Adwokat Ewa Krasowska, po dwóch następujących po sobie kadencjach, zdecydowała się po raz kolejny ubiegać się o funkcję rzecznika dyscyplinarnego adwokatury. To wykorzystanie błędu ustawodawcy i działanie wbrew utartym zasadom – uważa część środowiska.
Do wyborów rzecznika dyscyplinarnego dojdzie pod koniec listopada, podczas Krajowego Zjazdu Adwokatury. Wtedy wybrany będzie także prezes polskiej palestry.

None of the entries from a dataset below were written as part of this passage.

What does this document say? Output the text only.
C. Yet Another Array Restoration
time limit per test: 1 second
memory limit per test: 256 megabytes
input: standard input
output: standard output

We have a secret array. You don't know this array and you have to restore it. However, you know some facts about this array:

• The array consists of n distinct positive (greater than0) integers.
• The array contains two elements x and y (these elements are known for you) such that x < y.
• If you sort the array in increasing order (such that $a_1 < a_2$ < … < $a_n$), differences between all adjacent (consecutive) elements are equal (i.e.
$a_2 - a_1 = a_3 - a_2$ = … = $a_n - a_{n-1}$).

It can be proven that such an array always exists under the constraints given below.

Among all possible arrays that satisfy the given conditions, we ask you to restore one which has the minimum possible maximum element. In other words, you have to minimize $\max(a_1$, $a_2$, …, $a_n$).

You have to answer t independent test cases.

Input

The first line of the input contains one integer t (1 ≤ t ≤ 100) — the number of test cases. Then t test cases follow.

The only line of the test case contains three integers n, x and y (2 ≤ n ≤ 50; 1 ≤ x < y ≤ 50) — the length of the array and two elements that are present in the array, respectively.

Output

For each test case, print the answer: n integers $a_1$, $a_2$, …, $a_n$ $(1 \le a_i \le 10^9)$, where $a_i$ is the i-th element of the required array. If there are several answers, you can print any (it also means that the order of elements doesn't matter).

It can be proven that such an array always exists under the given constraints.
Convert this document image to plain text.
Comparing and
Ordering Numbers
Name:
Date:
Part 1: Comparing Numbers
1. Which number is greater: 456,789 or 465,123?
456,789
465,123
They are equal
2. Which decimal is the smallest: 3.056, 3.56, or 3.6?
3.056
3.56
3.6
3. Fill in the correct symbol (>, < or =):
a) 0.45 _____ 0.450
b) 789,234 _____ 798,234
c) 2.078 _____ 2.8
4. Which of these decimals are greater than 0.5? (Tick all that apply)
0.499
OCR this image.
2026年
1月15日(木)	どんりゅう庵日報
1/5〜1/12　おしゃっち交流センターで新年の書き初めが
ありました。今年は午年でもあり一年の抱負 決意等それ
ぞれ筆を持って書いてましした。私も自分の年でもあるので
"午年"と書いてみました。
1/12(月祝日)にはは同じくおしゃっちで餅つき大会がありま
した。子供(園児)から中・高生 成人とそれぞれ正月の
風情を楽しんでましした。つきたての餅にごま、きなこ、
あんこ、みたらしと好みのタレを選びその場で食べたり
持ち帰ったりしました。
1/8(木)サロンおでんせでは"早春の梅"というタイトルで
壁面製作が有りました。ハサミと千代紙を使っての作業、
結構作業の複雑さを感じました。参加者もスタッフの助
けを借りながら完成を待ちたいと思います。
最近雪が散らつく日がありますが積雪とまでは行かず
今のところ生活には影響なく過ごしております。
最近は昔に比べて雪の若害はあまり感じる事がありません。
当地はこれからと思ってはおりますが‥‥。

Zgodnie z przepisami w prezydium NRA i w prezydiach okręgowych rad adwokackich nie można sprawować tej samej funkcji dłużej niż przez dwie następujące po sobie kadencje. Mówi o tym art. 11 ust. 3 prawa o adwokaturze (t.j. Dz.U. z 2015 r. poz. 615 ze zm. – dalej p.o.a.).
– Do czasu nowelizacji p.o.a. z 2014 r. rzecznik dyscyplinarny był funkcją w prezydium NRA lub ORA. Oznaczało to, że ustawowo zakazane było pełnienie tej funkcji dłużej niż dwie kadencje. Obecnie rzecznik stanowi już odrębny organ adwokatury, co oznacza, że ustawa nie zakazuje ponownego wyboru do tego organu – wyjaśnia adwokat Dariusz Goliński, delegat na KZA.
I mówi wprost: gdyby nie nastąpiła nowelizacja, ta sama osoba, a więc mecenas Krasowska, nie mogłaby być rzecznikiem dyscyplinarnym po upływie dwóch kadencji.
Prawo się jednak zmieniło.
– Rzecznik dyscyplinarny adwokatury to oddzielny i nowy organ. Mogę więc startować – mówi sama zainteresowana. I, jak podkreśla, adwokaturze potrzebna jest na tym stanowisku osoba związana dotąd z pionem dyscyplinarnym.
– Stare trzeba połączyć z nowym. Rzecznik jako nowy organ ma inne usytuowanie, kompetencje czy zadania. Do pełnienia tej funkcji potrzebna jest osoba, która ma doświadczenie – akcentuje adwokat Ewa Krasowska.
Jednak zdaniem adwokata Jerzego Naumanna, fakt, że ta sama osoba może kandydować po raz trzeci na to samo stanowisko, wynika jedynie z błędu ustawodawcy.
– Chaotyczne, nieprzemyślane zmiany legislacyjne pominęły funkcję rzecznika w katalogu funkcji samorządowych podlegających ograniczeniom kadencyjności. Takie błędy nie powinny mieć miejsca – komentuje mecenas Naumann.
I od razu zadaje pytania o istotę kadencyjności.
– Ograniczenie kadencji pełnienia urzędu ma same plusy i tylko jeden minus. Polega on na tym, że przez to wykluczane są wyjątkowo wybitne, szczególnie zasłużone i predestynowane do pełnienia określonych stanowisk, powszechnie szanowne postaci. Po dwóch kadencjach nie mogą już dalej pełnić funkcji, choćby nawet wszyscy tego sobie życzyli – mówi Jerzy Naumann.
A plusy? Wśród nich prawnik wymienia przeciwdziałanie powstawaniu koterii i niezdrowych dla rozwoju samorządu powiązań.
– Od zawsze wiadomo, że każda struktura personalna wykształca pion zależności. Zasada kadencyjności dąży do przełamania tej reguły: proponuje odświeżenie konstelacji. I jest to zdrowe dla każdego środowiska – twierdzi mecenas Naumann.
W jego ocenie wybór rzecznika powinien być poprzedzony analizą jego dotychczasowej pracy.
– Jak wiemy, adwokatura nie ma dobrej prasy m.in. w związku z pracą pionu dyscyplinarnego. Część zarzutów wydaje się umotywowana, a więc potrzebna jest recenzja pracy rzecznika dyscyplinarnego adwokatury pod kątem faktycznego eliminowania zjawisk uzasadniających krytykę – podnosi mecenas Naumann.
Dariusz Goliński przypomina także, że dobrą praktyką w organach adwokatury oraz izb adwokackich jest pełnienie funkcji w innych organach (prezes Wyższego Sądu Dyscyplinarnego, prezes Sądu Dyscyplinarnego Izby Adwokackiej, przewodniczący Komisji Rewizyjnej) przez dwie kadencje, po czym nieubieganie się o kolejną kadencję pomimo braku zakazu.
– Można powiedzieć, że wykształcił się w tym zakresie dobry obyczaj, dzięki któremu pomimo braku ustawowego zakazu następują zmiany osób pełniących te funkcje – zaznacza.